Alors que des manifestations de solidarité ont eu lieu dans les 50 États, les images de Houston sont devenues virales grâce à l’arrivée de dizaines de manifestants à cheval, poing levé, trottant dans la rue principale de la ville.
« Le simple fait de voir des cow-boys noirs est en soi une forme de protestation », déclare Thompson Hernandez.
« Être un cow-boy noir démontre contre une partie de l’histoire qui a été effacée et rétablit une partie du récit que pas beaucoup de gens grandissent en apprenant dans les écoles ou les livres. »
Des images des manifestants montés ont été partagées sur les médias sociaux par le rappeur Lil Nas X – dont le tube Old Town Road a mis en avant la culture des cow-boys noirs dans la musique. Des marques d’entreprise comme Wrangler et Guinness ont emprunté le pouvoir de l’imagerie pour promouvoir leurs produits. Les magazines de mode les engagent pour ajouter du tranchant aux shootings.
« C’est intéressant parce que tous les 15-20 ans, il y a un grand mouvement culturel de cow-boy noir », ajoute Thompson Hernandez. « Vous voyez Wild Wild West (1999), Django Unchained (2012) même Blazing Saddles (1974) – c’est presque comme si Hollywood et la culture populaire oubliaient les cowboys noirs, jusqu’à ce qu’ils ne le fassent pas. »

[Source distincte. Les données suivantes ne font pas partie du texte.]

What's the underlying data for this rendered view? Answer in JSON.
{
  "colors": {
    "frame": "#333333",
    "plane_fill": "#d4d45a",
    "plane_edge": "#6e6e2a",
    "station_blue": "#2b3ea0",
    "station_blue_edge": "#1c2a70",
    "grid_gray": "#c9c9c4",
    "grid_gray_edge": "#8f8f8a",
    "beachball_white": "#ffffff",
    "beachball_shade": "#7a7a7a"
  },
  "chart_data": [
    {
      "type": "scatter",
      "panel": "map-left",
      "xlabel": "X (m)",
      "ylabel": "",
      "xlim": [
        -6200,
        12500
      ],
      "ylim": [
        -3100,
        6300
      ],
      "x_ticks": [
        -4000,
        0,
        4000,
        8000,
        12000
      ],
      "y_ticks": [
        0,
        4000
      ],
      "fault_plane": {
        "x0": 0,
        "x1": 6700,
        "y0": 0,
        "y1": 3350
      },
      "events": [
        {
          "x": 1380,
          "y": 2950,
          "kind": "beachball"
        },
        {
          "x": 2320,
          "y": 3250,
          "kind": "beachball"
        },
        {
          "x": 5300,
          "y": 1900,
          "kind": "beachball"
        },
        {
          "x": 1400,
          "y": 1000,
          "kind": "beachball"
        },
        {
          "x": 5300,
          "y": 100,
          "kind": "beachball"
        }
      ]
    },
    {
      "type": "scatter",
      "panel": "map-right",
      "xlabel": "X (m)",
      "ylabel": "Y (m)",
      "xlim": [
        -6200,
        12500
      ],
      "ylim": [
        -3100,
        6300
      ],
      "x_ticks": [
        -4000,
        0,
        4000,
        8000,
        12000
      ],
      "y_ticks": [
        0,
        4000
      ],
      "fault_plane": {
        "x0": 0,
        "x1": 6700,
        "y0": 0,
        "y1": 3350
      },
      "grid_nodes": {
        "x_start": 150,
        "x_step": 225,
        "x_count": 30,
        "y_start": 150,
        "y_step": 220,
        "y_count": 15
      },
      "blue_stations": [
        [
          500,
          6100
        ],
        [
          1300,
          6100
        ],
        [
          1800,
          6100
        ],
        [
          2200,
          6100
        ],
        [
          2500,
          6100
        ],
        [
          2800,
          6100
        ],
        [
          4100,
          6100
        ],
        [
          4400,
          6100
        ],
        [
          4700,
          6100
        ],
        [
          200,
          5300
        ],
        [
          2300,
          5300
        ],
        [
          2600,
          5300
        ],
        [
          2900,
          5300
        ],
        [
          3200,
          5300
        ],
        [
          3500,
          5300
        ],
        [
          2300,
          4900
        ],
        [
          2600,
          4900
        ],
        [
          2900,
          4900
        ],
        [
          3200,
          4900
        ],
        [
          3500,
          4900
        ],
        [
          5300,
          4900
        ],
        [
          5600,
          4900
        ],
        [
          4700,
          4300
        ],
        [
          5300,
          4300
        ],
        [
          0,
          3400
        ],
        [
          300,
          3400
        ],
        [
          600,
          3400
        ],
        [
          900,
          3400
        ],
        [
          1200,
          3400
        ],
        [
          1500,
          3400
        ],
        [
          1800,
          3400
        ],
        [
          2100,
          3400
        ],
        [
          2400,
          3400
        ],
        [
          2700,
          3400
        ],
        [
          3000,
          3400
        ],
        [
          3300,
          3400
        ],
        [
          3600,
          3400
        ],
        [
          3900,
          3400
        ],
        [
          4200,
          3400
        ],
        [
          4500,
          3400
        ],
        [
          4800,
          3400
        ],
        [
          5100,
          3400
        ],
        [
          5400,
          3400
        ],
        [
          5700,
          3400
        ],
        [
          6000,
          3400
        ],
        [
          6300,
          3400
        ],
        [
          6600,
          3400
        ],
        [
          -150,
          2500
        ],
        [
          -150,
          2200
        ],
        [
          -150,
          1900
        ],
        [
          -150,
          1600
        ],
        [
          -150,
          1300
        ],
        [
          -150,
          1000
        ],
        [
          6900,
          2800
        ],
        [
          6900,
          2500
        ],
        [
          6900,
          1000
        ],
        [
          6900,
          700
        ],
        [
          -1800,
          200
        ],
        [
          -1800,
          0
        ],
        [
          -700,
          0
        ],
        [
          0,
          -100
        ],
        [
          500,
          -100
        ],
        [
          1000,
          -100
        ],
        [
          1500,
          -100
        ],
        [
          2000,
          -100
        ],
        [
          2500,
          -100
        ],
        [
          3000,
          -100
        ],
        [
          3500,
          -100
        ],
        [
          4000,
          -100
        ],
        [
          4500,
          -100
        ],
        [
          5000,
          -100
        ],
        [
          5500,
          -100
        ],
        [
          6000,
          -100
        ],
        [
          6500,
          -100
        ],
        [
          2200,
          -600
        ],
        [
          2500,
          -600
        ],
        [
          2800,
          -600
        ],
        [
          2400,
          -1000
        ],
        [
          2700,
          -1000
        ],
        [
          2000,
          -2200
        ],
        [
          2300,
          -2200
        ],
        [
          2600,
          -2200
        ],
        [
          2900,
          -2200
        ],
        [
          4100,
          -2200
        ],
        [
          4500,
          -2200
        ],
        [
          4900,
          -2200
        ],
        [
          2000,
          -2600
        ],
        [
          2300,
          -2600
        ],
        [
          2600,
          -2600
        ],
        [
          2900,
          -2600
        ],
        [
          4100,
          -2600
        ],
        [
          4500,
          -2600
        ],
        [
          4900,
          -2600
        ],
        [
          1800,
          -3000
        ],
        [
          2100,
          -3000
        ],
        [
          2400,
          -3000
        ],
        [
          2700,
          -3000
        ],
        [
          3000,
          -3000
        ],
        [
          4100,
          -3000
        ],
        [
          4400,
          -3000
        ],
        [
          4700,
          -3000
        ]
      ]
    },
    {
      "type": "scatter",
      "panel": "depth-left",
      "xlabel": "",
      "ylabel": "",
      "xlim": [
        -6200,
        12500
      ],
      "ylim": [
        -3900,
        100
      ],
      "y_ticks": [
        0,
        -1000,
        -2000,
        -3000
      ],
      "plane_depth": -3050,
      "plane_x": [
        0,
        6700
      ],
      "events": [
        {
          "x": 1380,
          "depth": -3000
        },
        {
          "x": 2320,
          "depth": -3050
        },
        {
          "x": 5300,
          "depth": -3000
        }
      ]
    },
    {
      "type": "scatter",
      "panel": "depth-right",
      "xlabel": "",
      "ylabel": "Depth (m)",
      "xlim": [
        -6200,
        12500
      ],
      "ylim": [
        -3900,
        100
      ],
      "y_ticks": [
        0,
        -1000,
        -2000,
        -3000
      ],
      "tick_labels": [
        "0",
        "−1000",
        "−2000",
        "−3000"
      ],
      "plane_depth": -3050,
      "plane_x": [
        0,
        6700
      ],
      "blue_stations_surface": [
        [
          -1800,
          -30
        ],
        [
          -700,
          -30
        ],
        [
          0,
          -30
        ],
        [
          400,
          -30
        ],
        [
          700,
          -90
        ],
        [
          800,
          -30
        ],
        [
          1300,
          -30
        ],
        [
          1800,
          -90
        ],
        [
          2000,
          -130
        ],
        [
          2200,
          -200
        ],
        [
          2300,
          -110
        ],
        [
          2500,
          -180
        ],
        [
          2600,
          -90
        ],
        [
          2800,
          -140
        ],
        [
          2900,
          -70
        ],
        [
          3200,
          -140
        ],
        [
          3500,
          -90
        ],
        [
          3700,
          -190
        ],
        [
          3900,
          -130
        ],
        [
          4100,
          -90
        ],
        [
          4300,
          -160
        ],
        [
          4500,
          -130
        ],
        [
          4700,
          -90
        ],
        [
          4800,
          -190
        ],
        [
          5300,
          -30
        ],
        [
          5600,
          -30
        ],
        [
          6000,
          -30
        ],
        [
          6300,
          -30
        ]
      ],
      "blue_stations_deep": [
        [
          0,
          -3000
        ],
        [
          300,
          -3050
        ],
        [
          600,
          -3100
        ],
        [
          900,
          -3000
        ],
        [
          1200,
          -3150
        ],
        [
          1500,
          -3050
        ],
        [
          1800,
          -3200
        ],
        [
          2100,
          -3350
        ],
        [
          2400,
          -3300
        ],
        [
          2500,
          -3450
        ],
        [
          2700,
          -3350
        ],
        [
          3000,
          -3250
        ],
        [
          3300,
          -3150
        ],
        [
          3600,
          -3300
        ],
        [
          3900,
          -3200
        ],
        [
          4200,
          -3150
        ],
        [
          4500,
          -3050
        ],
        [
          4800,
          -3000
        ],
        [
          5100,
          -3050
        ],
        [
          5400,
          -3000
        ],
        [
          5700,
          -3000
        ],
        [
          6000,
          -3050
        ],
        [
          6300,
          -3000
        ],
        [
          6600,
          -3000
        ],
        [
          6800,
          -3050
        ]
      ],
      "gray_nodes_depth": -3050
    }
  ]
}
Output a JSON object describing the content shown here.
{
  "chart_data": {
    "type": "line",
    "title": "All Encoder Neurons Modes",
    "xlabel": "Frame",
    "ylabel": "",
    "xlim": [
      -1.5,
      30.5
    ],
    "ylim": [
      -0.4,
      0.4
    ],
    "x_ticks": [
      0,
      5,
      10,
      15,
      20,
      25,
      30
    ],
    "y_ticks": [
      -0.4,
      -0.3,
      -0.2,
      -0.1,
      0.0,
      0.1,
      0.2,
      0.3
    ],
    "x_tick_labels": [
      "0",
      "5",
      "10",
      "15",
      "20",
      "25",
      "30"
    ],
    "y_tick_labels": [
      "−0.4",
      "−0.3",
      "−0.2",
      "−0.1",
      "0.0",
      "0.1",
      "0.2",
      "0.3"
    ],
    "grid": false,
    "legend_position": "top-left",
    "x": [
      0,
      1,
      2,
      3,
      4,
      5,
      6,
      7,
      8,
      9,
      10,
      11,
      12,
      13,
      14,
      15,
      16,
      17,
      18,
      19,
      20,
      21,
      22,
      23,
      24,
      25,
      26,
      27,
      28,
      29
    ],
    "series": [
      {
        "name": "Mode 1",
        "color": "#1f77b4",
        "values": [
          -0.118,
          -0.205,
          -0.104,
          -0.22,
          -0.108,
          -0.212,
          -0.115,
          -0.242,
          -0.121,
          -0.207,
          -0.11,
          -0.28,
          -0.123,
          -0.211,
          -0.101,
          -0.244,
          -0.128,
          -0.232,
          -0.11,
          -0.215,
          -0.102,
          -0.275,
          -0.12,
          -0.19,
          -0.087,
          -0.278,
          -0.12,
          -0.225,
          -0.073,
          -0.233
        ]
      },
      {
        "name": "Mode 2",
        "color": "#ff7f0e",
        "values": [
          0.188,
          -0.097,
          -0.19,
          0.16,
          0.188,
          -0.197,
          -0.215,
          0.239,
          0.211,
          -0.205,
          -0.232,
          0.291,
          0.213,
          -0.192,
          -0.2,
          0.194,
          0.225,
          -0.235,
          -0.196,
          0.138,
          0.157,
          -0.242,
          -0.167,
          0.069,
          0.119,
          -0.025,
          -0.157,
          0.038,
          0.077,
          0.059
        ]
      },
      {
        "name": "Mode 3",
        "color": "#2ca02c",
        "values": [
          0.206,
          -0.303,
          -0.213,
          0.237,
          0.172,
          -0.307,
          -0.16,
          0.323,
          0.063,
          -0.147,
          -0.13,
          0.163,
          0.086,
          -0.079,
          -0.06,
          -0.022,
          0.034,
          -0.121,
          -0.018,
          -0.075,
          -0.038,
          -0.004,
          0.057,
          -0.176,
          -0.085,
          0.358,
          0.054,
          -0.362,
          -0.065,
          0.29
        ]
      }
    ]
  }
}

Holmes le dit plus succinctement.
« Ces juges de rodéo avec la mentalité de la vieille école peuvent ne pas nous aimer, mais les enfants nous aiment et tout ce que nous représentons », dit-il.
« Si nous ne le faisons pas – si nous ne montons pas ces taureaux ou si on ne voit pas de Noirs à cheval – finalement, cette histoire s’effacera, alors nous avons la responsabilité, en tant que minorités et cow-boys, de préserver cet héritage et de faire en sorte qu’il vive pour toujours. «
Mitchell, qui avait l’habitude de monter son cheval dans les drive-in chez lui, dans sa petite ville natale de Rockdale, connaît le pouvoir du symbole qu’il incarne.
« Ce n’est pas aussi commun pour le monde extérieur, ça attire définitivement l’attention », conclut-il.
« L’image d’avoir un cow-boy noir biaise certains des stéréotypes qui existent autour de la communauté noire. Mais j’ai l’impression que ma personnalité et ma capacité à faire le travail renforcent aussi cette attention ».
« C’est de ça qu’il s’agit je suppose. Vous ne parleriez pas à quelqu’un qui ne fait rien. »
En tant que cow-boy noir le plus en vue aux États-Unis, la simple existence de Mitchell fait beaucoup de choses.